Княжич Иванка не понял вопроса и удивился:
- Чего их жалеть? Враги…
Князь Святослав, прислушавшись к их беседе, сердито и подозрительно поглядел на Данилу:
- Ты что спросил?
Он сразу понял тайну вопроса, книжник Данила толкает Иванку на жалость к врагам, на дружбу с врагами. Но если бы так случилось, то не было бы и сечи… а если не будет сечи, то не вернёт и изгой Святослав потерянного удела…
Подумав об этом, князь Святослав вмешался в беседу книжника и Иванки, сказал:
- Данила, как видно, струсил!
- Не струсил: душа болит, - ответил ему Данила.

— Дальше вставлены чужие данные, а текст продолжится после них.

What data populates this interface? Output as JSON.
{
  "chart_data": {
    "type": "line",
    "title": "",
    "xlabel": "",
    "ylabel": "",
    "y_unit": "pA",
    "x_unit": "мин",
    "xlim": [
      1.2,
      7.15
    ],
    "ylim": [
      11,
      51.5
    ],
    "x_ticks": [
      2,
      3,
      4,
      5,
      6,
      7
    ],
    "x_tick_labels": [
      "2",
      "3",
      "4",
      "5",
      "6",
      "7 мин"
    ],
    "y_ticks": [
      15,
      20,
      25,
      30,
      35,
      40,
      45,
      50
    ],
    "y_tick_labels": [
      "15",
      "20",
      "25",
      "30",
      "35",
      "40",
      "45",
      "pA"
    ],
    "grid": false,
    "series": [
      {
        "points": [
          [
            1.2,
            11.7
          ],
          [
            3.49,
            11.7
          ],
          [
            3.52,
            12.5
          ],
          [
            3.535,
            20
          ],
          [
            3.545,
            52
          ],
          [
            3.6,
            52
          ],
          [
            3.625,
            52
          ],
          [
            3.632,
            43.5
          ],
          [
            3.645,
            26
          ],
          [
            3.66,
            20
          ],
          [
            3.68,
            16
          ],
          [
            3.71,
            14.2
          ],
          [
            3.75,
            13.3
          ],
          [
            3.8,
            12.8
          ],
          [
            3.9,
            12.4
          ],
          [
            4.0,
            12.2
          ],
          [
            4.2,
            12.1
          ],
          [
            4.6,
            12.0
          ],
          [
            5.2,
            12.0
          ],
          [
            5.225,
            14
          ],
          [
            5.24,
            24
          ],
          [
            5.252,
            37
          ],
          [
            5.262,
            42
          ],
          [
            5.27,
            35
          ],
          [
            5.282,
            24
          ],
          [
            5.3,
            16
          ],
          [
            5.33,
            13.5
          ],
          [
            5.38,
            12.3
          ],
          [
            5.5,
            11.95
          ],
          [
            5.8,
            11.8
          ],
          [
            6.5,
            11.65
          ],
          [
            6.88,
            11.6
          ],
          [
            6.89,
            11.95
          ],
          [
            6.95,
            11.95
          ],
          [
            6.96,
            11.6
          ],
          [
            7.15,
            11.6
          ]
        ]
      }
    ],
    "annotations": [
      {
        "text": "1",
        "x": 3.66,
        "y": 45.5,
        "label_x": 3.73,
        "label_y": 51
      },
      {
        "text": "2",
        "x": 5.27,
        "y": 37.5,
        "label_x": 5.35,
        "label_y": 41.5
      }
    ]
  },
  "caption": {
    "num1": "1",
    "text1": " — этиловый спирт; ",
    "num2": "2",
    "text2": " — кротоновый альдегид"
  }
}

- Чего ему трусить? - легко поддержал Данилу и добрый княжич Иванка. - Данила наш сечу всегда любил. Ведь правда, Данила?
Книжник смутился:
- Так…
- Ну, вот и секись!
- Однако про это хитрое слово о дружбе к смолянам я князю Юрию весть пошлю! - на всякий случай заметил князь Святослав. - Вельми престранное было слово про жалость к смолянам и всем другим…
Данила подумал: «Как царь Мануил с патриархом, так теперь этот донос пошлёт!» - и вновь ему стало больно и горько, как в тот нехороший час, когда в Суздале Юрий крикнул ему, прочитав донос:
- Чего ты хочешь, крамольник?
Подумав об этом, книжник в первую сечу с горя пошёл как в буйном хмелю.
Под ним был сильный, выносливый конь, привыкший к звону железа и вою чужих людей. Он резво скакал вперёд, и вот Иванковы воины вместе с Данилой врезались в гущу смелых черниговцев и смолян.
Данила рубился молча.
Меч и щит его вспыхивали на солнце и гулко звенели. Казалось, что это суздальский мастер-кузнец ещё работал над ними в кузне, настойчиво проверяя крепость металла на человеке. Злая, привыкшая к сече лошадь храпела и злобно рвала зубами плечи врагов. Жар боя жёг и её…
Сеча была подобна охоте. В ней на глазах у всех проверялись и закалялись качества человека: сноровка, разум, пылкость и сила.
Сходились копьё на копьё, клинок на клинок, дубина с дубиной, конь на коня.
Отвагу бойца видели друг и враг: бойцы сталкивались лицом к лицу, искали победу в стремительных поединках.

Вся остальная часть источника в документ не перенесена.